A dragging sound from his left caught Liam’s attention. Risking a look, he saw two of Azeez’s men hauling a soldier towards them. It was Carter. And he was still alive.
‘Your friend here,’ said Azeez, ‘is strong, it seems. I don’t know how he hasn’t yet died. But as you can see for yourself, he is conscious. Who knows – perhaps he could make it through anot
her few days, maybe longer?’
Liam went cold. What did Azeez want with Carter? Why had they dragged him out here?
Carter was dropped just about a metre from where Liam was kneeling in the mud. He looked terrible, but his eyes were open and he was staring up at Liam. His lips moved, muttered something, but Liam couldn’t hear it, couldn’t understand. In an attempt to comfort him, Liam forced a smile, but he knew it was a hollow gesture.
‘Now,’ said Azeez, ‘I am going to give you something, Liam. That’s the kind of person I am. Generous! Yes, I am going to give you the most precious thing in the world!’
Whatever it was, Liam didn’t want it. He carried on staring at Carter, whose eyes were glassy and unfocused. Hang on, he thought, silently willing his mate to cling onto life, to not give in. Hang on . . .

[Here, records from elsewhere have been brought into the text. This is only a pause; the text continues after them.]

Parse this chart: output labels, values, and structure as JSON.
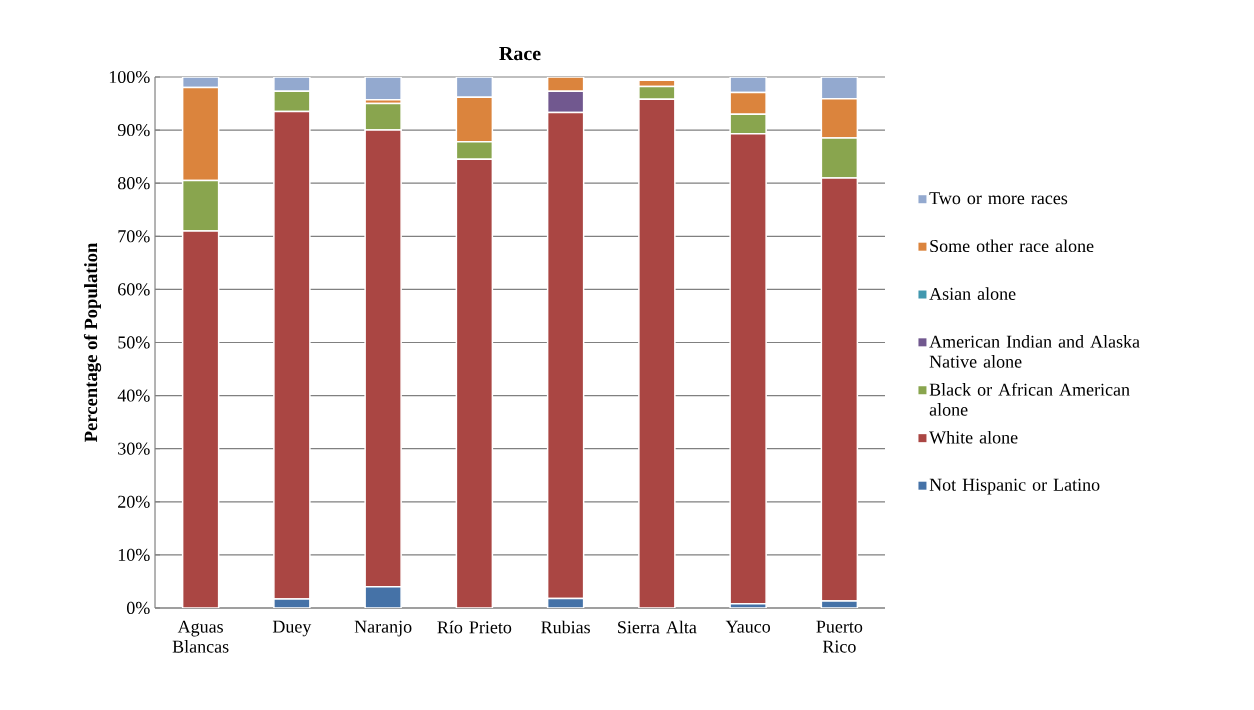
{
  "chart_data": {
    "type": "bar",
    "stacked": true,
    "title": "Race",
    "ylabel": "Percentage of Population",
    "categories": [
      "Aguas Blancas",
      "Duey",
      "Naranjo",
      "Río Prieto",
      "Rubias",
      "Sierra Alta",
      "Yauco",
      "Puerto Rico"
    ],
    "series": [
      {
        "name": "Not Hispanic or Latino",
        "color": "#4572a7",
        "values": [
          0,
          1.7,
          4,
          0,
          1.8,
          0,
          0.8,
          1.3
        ]
      },
      {
        "name": "White alone",
        "color": "#aa4643",
        "values": [
          71,
          91.8,
          86,
          84.5,
          91.5,
          95.8,
          88.5,
          79.7
        ]
      },
      {
        "name": "Black or African American alone",
        "color": "#89a54e",
        "values": [
          9.5,
          3.8,
          5,
          3.3,
          0,
          2.4,
          3.7,
          7.5
        ]
      },
      {
        "name": "American Indian and Alaska Native alone",
        "color": "#71588f",
        "values": [
          0,
          0,
          0,
          0,
          4,
          0,
          0,
          0
        ]
      },
      {
        "name": "Asian alone",
        "color": "#4198af",
        "values": [
          0,
          0,
          0,
          0,
          0,
          0,
          0,
          0
        ]
      },
      {
        "name": "Some other race alone",
        "color": "#db843d",
        "values": [
          17.5,
          0,
          0.7,
          8.4,
          2.7,
          1.2,
          4.1,
          7.4
        ]
      },
      {
        "name": "Two or more races",
        "color": "#93a9cf",
        "values": [
          2,
          2.7,
          4.3,
          3.8,
          0,
          0,
          2.9,
          4.1
        ]
      }
    ],
    "ylim": [
      0,
      100
    ],
    "yticks": [
      {
        "value": 0,
        "label": "0%"
      },
      {
        "value": 10,
        "label": "10%"
      },
      {
        "value": 20,
        "label": "20%"
      },
      {
        "value": 30,
        "label": "30%"
      },
      {
        "value": 40,
        "label": "40%"
      },
      {
        "value": 50,
        "label": "50%"
      },
      {
        "value": 60,
        "label": "60%"
      },
      {
        "value": 70,
        "label": "70%"
      },
      {
        "value": 80,
        "label": "80%"
      },
      {
        "value": 90,
        "label": "90%"
      },
      {
        "value": 100,
        "label": "100%"
      }
    ],
    "grid": "y",
    "legend": "right"
  }
}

‘A life!’ said Azeez. ‘That is my gift to you, Liam. The life of your friend here. It’s yours! What a great and wondrous gift, yes?’
A sickness took root in Liam’s stomach. It grew and grew, twisting through his body, making him dizzy.
‘You see,’ said Azeez. ‘Now that you have your friend’s life, it is yours to do with as you will! You can throw it away, or you can save it! Such power does not come to all men, my friend. So, you are truly blessed at this moment.’
The sickness turned into cold barbs of steel, piercing Liam with the agony of what was unfolding.
‘So, will you save it, Liam? That’s the question, is it not? Will you save your friend if I give you that chance? For I am willing to do that right now! All you have to do is tell me where the rest of your soldiers are. See? It’s simple! Just answer my question truthfully, and he lives. For how long I cannot say, but you will have given him that extra time, and in exchange for so small a thing.’
Helpless, Liam watched as Azeez stood up and walked over to Carter, kneeling down beside him. With a tenderness that struck Liam as disturbing, he then reached out and ever so gently rested Carter’s head in his lap, stroking his pale, damp forehead.